Friday, November 15th 2024

Intel Plans to Copy AMD's 3D V-Cache Tech in 2025, Just Not for Desktops

Intel is coming around to the idea of large last-level caches on its processors. Florian Maislinger, a tech communications manager for Intel, in an interview with Der8auer and Bens Hardware, revealed that the company is working on augmenting its processors with large shared L3 caches, however, it will begin doing so only with its server processors. The company is working on a new server/workstation processor for 2025 that comes with cache tiles that augment the shared L3 cache on its server processor, so it excels in the kind of workloads AMD's EPYC "Genoa-X" processors and upcoming "Turin-X" processors excel at—technical computing. On "Genoa-X" processors, each of the up to 12 "Zen 4" CCDs comes with stacked 3D V-Cache, which is found to have a profound impact on performance in applications that are cache-sensitive, such as the Ansys suite, OpenFOAM, etc.

The interview reveals that the server processor with large last-level cache should come out in 2025, however there is no such effort on the horizon for the company's client processors, such as the Core Ultra "Arrow Lake-S," at least not in the year 2025. The company's recently launched "Arrow Lake-S" desktop processors do not provide a generational gaming performance uplift over the 14th Gen Core "Raptor Lake Refresh," however, Intel claims to have identified certain correctable reasons for the gaming performance falling below expectations, and is hoping to release updates to the processor (possibly in the form of a new microcode, or something at the OS-vendor level). This, the company claims, should improve the gaming performance of "Arrow Lake-S."
Sources: Der8auer (YouTube), VideoCardz, HardwareLuxx.de
Add your own comment

77 Comments on Intel Plans to Copy AMD's 3D V-Cache Tech in 2025, Just Not for Desktops

#1
phanbuey
Yeah - intel needs to be careful not to sell too many CPUs or they might not be able to fab to all that demand. Makes sense.
Posted on Reply
#2
docnorth
Better late than never later.:D
Posted on Reply
#3
Quicks
GLWS

They still need to figure out how to lower their CPU's wattage is just crazy.

Anyways lost opportunity for Intel.
Posted on Reply
#4
_roman_
I do not agree with that. Intel already had such a processor with extra "cache". i7-5775C

www.intel.com/content/www/us/en/products/sku/88040/intel-core-i75775c-processor-6m-cache-up-to-3-70-ghz/specifications.html

Again, the CPU includes 6MB of L3 cache and 128MB of eDRAM.

www.tomshardware.com/reviews/intel-core-i7-5775c-i5-5675c-broadwell,4169.html

It's up to discussion.
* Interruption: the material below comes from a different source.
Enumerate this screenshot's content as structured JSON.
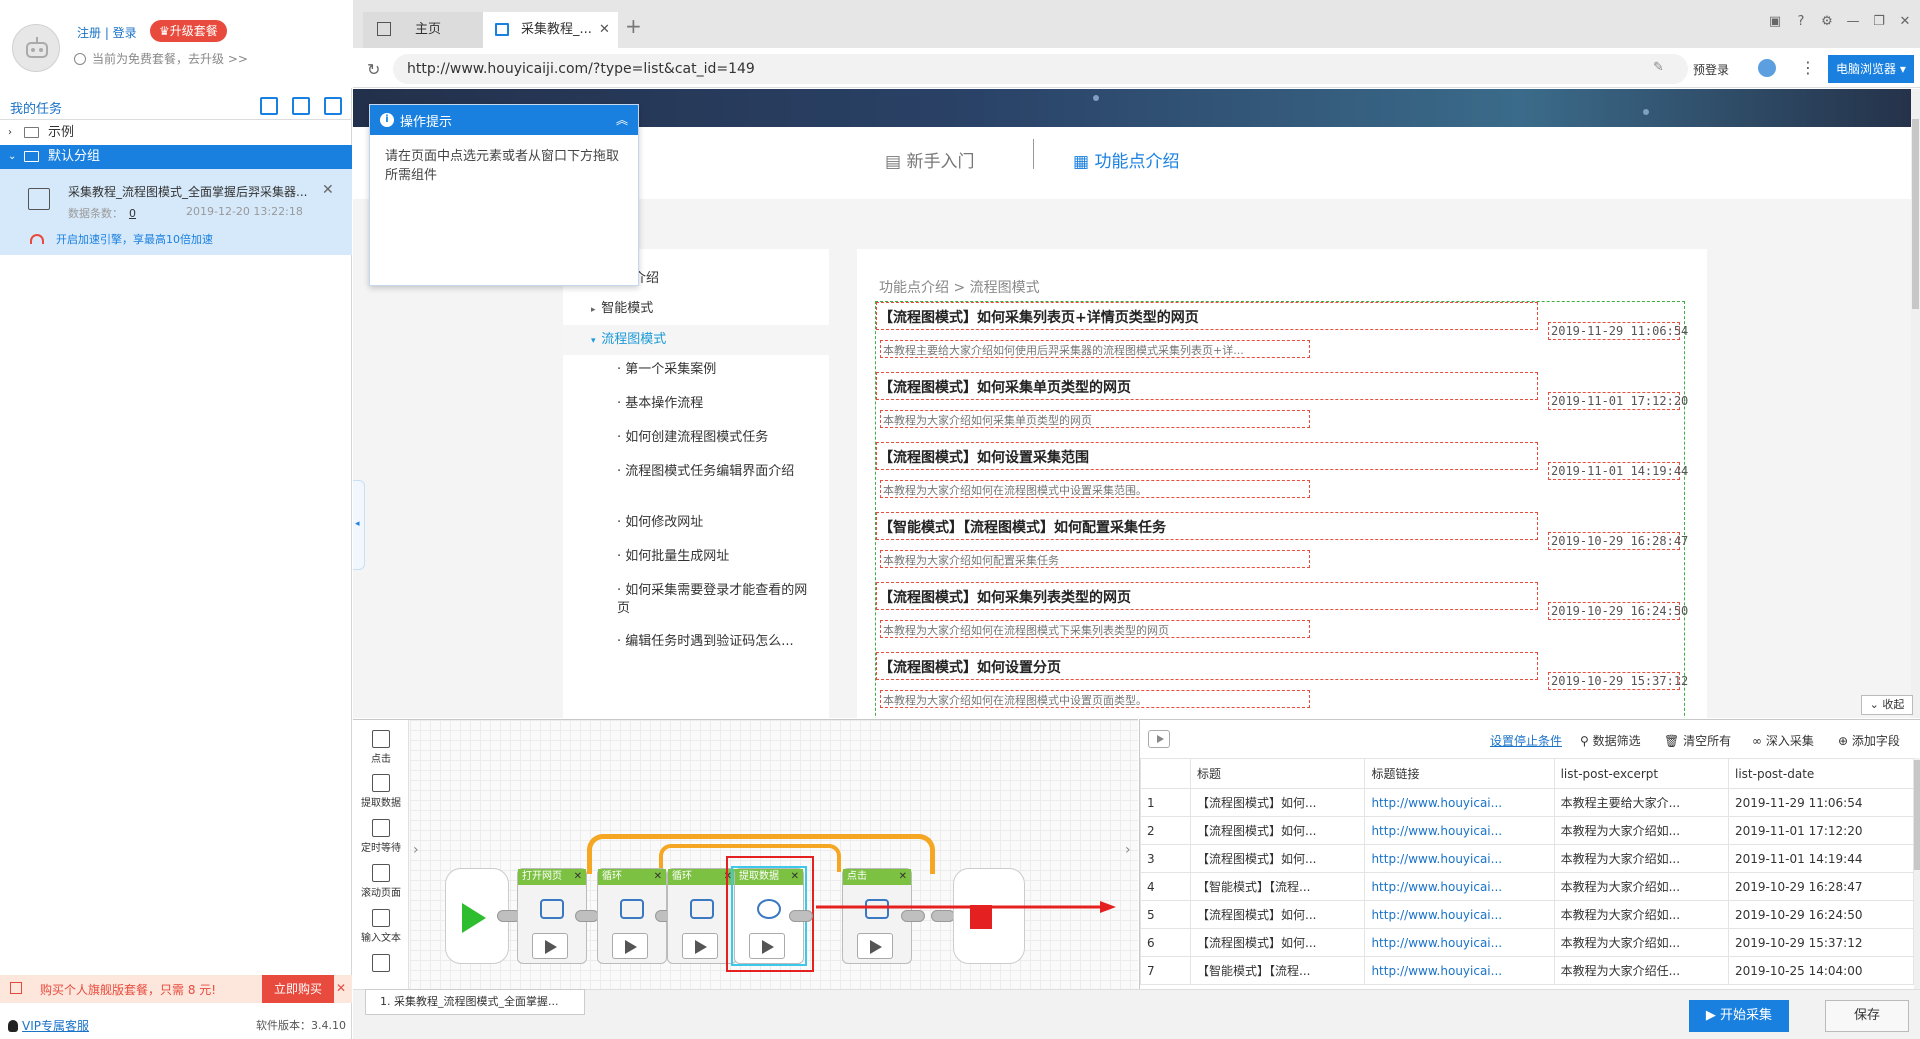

I see the 7800X3d Cache as 4th level one like the EDRAM cache of the i7-5775C
Posted on Reply
#6
phints
Intel should plan to copy AMD's 3D V-cache performance and efficiency, just for desktops.
Posted on Reply
#7
Makaveli
imitation best form flattery.
_roman_It's up to discussion. I see the 7800X3d Cache as 4th level one like the EDRAM cache of the i7-5775C
Not really the same.

64MB of SRAM for L3 vs 128MB of EDRAM for L4.
Posted on Reply
#8
human_error
_roman_I do not agree with that. Intel already had such a processor with extra "cache". i7-5775C

www.intel.com/content/www/us/en/products/sku/88040/intel-core-i75775c-processor-6m-cache-up-to-3-70-ghz/specifications.html

Again, the CPU includes 6MB of L3 cache and 128MB of eDRAM.

www.tomshardware.com/reviews/intel-core-i7-5775c-i5-5675c-broadwell,4169.html

It's up to discussion. I see the 7800X3d Cache as 4th level one like the EDRAM cache of the i7-5775C
It's not really the same though, as the eDRAM in those chips was far higher latency than what you'd get from an L3 cache. It was on-package but not as tightly integrated as the L3 on X3D chips so again not the same. So better than system RAM, but not as good L3 cache.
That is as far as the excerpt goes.